Daher schlage ich vor, § 2 IFG wie folgt neu zu fassen (mit leichten Änderungen zum verlinkten Beitrag):

§ 2 IFG - Begriffsbestimmungen

Im Sinne dieses Gesetzes ist

  1. amtliche Information: jede Aufzeichnung unabhängig von der Art ihrer Speicherung oder ihrer Bedeutung, auf die die Behörde im Sinne des § 1 Absatz 1 dieses Gesetzes unmittelbar Zugriff hat, mit Ausnahme von Entscheidungsentwürfen, solange die Entscheidung noch nicht ergangen ist, und von Notizen, die ausschließlich der persönlichen Unterstützung dienen; ein unmittelbarer Zugriff wird unwiderleglich vermutet, wenn die Behörde über die Informationen verfügen kann oder die Informationen in Akten oder sonstigen amtlichen Aufzeichnungen enthalten sind, die bei der Behörde vorliegen;

  2. Dritte: alle Personen, über den personenbezogene Daten oder sonstige Informationen vorliegen, außer diese Informationen sind in der Ausübung hoheitlicher Tätigkeit oder im Rahmen eines öffentlich-rechtlichen Dienstverhältnisses angefallen.

2. Fristen

Das IFG braucht eine bessere Regelung der Fristen. Die Monatsfrist wird von Behörden, selbst solchen die in der Regel vergleichsweise informationsfreundlich sind, quasi in jedem IFG-Verfahren gerissen. Die Einhaltung der Monatsfrist muss für die Behörde zu einer prozessualen Obligation werden, deren Verletzung für die antragstellende Person im weiteren Verfahren Vorteile hat. Außerdem ist das IFG-Recht wegen der Möglichkeit der Behörde, das Verfahren quasi unbegrenzt in die Länge zu ziehen, für Gegenstände die zeitkritisch sind (z. B. aktuelle Debatten) vollkommen nutzlos.

Daher schlage ich folgendes vor:

  1. § 7 Absatz 5 wird gestrichen.

  2. Es wird folgender § 7a eingefügt:

    § 7a – Antwortfrist

    (1) Die Entscheidung über den Antrag hat unverzüglich, spätestens binnen eines Monats nach dem Zeitpunkt des Zugangs des Antrags bei der Behörde zu ergehen. § 8 bleibt insoweit unberührt.

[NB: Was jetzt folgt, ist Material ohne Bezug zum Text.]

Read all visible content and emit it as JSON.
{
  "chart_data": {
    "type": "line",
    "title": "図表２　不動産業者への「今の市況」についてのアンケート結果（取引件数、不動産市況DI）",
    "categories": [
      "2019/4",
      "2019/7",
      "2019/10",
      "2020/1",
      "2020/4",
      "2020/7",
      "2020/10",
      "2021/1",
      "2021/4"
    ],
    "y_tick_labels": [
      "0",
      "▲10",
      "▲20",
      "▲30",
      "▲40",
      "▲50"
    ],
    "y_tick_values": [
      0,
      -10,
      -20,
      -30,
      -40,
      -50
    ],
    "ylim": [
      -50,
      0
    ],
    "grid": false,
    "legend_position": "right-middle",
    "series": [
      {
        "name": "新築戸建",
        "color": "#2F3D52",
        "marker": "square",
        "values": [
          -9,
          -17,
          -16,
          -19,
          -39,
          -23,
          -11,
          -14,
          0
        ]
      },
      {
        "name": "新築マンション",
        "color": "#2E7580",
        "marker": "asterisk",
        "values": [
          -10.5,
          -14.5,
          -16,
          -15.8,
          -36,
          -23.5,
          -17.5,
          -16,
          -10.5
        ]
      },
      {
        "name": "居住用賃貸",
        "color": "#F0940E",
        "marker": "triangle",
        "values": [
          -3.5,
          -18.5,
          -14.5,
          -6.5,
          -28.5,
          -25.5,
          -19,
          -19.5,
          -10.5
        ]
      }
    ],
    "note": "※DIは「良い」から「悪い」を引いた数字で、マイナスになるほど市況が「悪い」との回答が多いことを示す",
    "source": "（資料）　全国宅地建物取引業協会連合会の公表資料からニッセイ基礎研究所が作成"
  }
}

    (2) Die Entscheidung hat auf das ausdrückliche Verlangen der antragstellenden Person spätestens binnen einer Woche zu ergehen, wenn eine schnelle Entscheidung wegen besonderen Gründen erforderlich ist, insbesondere wenn

    1. der Gegenstand des Antrags Gegenstand der Tagesberichterstattung oder der öffentlichen Meinungsbildung ist;
    2. oder eine spätere Entscheidung zu schweren, nicht mehr wieder gutzumachenden Nachteilen für die antragstellende Person führen würde.

    Beim Vorliegen der Voraussetzungen des § 8 verkürzen sich in einem solchen Falle

    1. die Frist für die Stellungnahme des Dritten (§ 8 Absatz 1) und
    2. die Frist, binnen derer die Entscheidung nicht vollzogen werden darf, (§ 8 Absatz 2 Satz 2)

    auf jeweils eine Woche; Widerspruch und Anfechtungsklage haben in diesem Falle keine aufschiebende Wirkung.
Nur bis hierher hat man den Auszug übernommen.